A proposal to enact extensive ethics reform to the legislature has once again sailed through its first committee, mimicking its journey in the House over the past four years.
The House Public Integrity and Elections Committee, which brought the bill forward, approved it unanimously Thursday morning. Rep. Traci Koster presented the committee bill as its sponsor.
The proposal would discourage public officeholders from entering contractual jobs with nonprofits that do business with the government and would prohibit statewide elected officers and members of the Legislature from soliciting or accepting investment advice from lobbyists.
“Service in the Legislature is a part-time endeavor. I understand, as I’m sure all of you do, this is more of a full-time job, but we all have grounding elsewhere in our lives, and the intent of this bill is to look at it from that perspective and to be reasonable,” Koster said. “We’re not here to try to mess up people’s livelihoods.

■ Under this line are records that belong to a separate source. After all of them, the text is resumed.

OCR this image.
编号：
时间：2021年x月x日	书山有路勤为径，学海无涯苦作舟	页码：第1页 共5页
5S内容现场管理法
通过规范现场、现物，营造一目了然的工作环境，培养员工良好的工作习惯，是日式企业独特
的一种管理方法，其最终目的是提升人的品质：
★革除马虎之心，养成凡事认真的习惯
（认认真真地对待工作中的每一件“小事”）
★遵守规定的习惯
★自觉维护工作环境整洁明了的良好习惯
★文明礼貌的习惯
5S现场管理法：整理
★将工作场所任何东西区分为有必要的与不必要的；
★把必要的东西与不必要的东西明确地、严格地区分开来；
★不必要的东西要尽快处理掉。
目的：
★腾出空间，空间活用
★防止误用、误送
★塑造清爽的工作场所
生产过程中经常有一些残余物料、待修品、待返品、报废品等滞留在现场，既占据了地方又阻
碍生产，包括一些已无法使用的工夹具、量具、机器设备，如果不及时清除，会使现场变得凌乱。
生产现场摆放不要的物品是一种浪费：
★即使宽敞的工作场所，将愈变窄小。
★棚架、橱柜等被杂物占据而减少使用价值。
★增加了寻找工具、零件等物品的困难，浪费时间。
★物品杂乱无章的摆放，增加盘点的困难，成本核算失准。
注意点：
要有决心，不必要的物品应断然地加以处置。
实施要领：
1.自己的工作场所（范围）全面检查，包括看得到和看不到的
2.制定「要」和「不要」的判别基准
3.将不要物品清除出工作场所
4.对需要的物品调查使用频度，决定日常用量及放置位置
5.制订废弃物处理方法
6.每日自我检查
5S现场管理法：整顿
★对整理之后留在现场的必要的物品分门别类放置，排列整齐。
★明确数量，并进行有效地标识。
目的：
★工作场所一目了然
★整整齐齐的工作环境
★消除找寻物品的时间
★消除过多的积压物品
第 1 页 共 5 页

Instead, we’re just trying to build more transparency about our relationships.”
The bill does provide exceptions for a profession or an occupation in which somebody is previously engaged or has been formally trained. There’s also an exception for an individual in the last 180 days of service in public office.
“This bill would prohibit soliciting employment that would arise out of somebody’s public position, but there are exceptions,” Koster said. “So, for example, I’m a lawyer in my private life. I’m still allowed to be a lawyer, and I’m still allowed to solicit jobs as a lawyer while I’m in public office.”
The proposal would also prohibit a governmental entity or elected official from using public service announcements to promote themselves during campaigns.
It would also repeal restrictions on certain state, university and community college employees who lobby for their government employer that requires them to record attendance before any legislative committee or legislative office.
Similar ethics reform legislation has moved through the House each Session for the past four years. However, it’s struggled to gain the same momentum in the Senate.
Last year, the bill was sponsored by Rep. Chuck Brannan, and it received unanimous support in the House. The Senate bill, however, died in committee.
“This bill is substantially similar to what we had up last year, and it has passed the House for the last four years, and, you know, we’re hoping to engage the Senate this year,” Koster said.